Organizations, the world over, work on “going concern” principle, which the auditors certify every year to assure shareholders that there is no risk to the continuity of the business. Lack of adequate succession planning in key roles, can cause major disruption in decision making & hence, affects the core principle of “going concern,” which more often is under-estimated by both investors and boards.
While Google & Microsoft, managed the CEO succession smoothly, an abrupt succession planning effort at Uber, caused a loss of reputation & business, from which it is still recovering.
Without realizing the dynamism of environment around them, Indian investors and boards continue to be either passive or reactive, more often aligning their affinity to the management or only majority shareholders. Factors like professional misconduct, sudden illness or death or even conflict of interests are causing more CEO attrition than superannuation. Succession planning incidents at Tata Motors, L&T, Infosys & most recently, ICICI Bank, indicate a reactive and passive role played by their boards. This, despite new Companies Law making it mandatory for companies to have succession planning for “Key Managerial Personnel” and every year, all boards certify the same to the regulator.

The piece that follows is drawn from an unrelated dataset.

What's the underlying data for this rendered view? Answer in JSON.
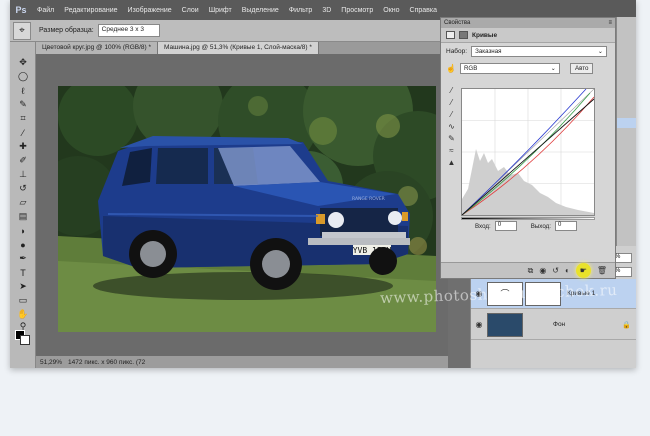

In a recent study by Alexander Hughes India, 36% of the top 250 listed companies had no formal succession planning in place for CEOs as they were being led by leaders above the age of 60.
Who Should Lead “Succession Planning”
In all organizations, talent keeps moving up and out, requiring constant replenishment but without causing any significant disruption. It's rudimentary that responsibility for succession planning lies with the supervisor or manager of that particular role.
Regulation 17(4) of the SEBI (Listing & Disclosure Requirements) Regulations, 2015 & Sec 178 of the Companies Act, 2013, has entrusted the responsibility for succession planning with the “Nominations & Remuneration Committee” of the board with direct oversight on all the key positions, which includes board members and those which report directly to either CEO or to the board.
Although pursuant to this legal requirement, most of the listed companies have issued a formal succession planning policy. Unfortunately, none of them disclose any specific aspects of how they review/ plan succession for key roles, including Board Members & “Key Managerial Personnel.” Succession planning is left out from the Board Room agenda, while management or the CEO is left completely in-charge of succession planning. L&T & ITC, are classic examples of how the boards of these companies have played a passive role in succession planning & have not lived up to their legal & fiduciary duties towards shareholders by allowing the leaders of both the companies, to stretch the process of searching their successor, to their own satisfaction.
What Can Go Wrong & How to Prevent It
The first point of failure for succession planning is to not acknowledge that is necessary at the board level & also within the organization. An organization, bereft of a formal succession planning culture, would continue to face challenges in maintaining continuity of decision making with timely replenishment of talent.
To be effective, a part of the performance-linked pay of executives should be linked to the effective succession planning of the roles they manage, applying the policy from CEO to supervisory roles.
The remuneration of the members of the “Nominations & Remuneration Committee” of the board should be linked to their performance in ensuring an effective succession planning policy for key roles, including board positions. In India, the enforcement of this responsibility should be driven more prominently by institutional investors such as LIC, FIIs or Mutual Funds, guarding the interest of even the minority shareholders, who may not have a direct presence on the board.
The “Nominations & Remunerations Committee” should ensure that all key/critical roles are identified and CEO along with CHRO, presents the talent pipeline, comprising a mix of internal & external talent with the committee members, at least every quarter. As a well-established practice, it is not unusual for the “Nominations Committee” of a large Fortune 500 company, to directly engage an independent executive search firm, for building a pipeline of potential board members and successors to CEO. Where CEOs have strong personalities or larger than life public image, such a practice has proven to be more effective & empowering for the boards to give them better control of the succession-related issues.
How to Get It Right
While CEOs & CHROs should be held directly responsible for implementing an organization-wide succession planning model, boards should include their own effectiveness in ensuring a smooth succession for their fellow members and key managerial personnel.
Transparency in selection & appointment of board members is a precursor to such a culture, where boards of large global organizations, disclose how they review the need for succession planning, which executive search firm they engage, to build a pipeline of successors and in case of an event, who from the board will lead the process of succession planning.
A golden rule for an effective succession planning is to never leave the process in the hands of a person, for whom the succession is being planned. A mistake which Indian boards continue to make!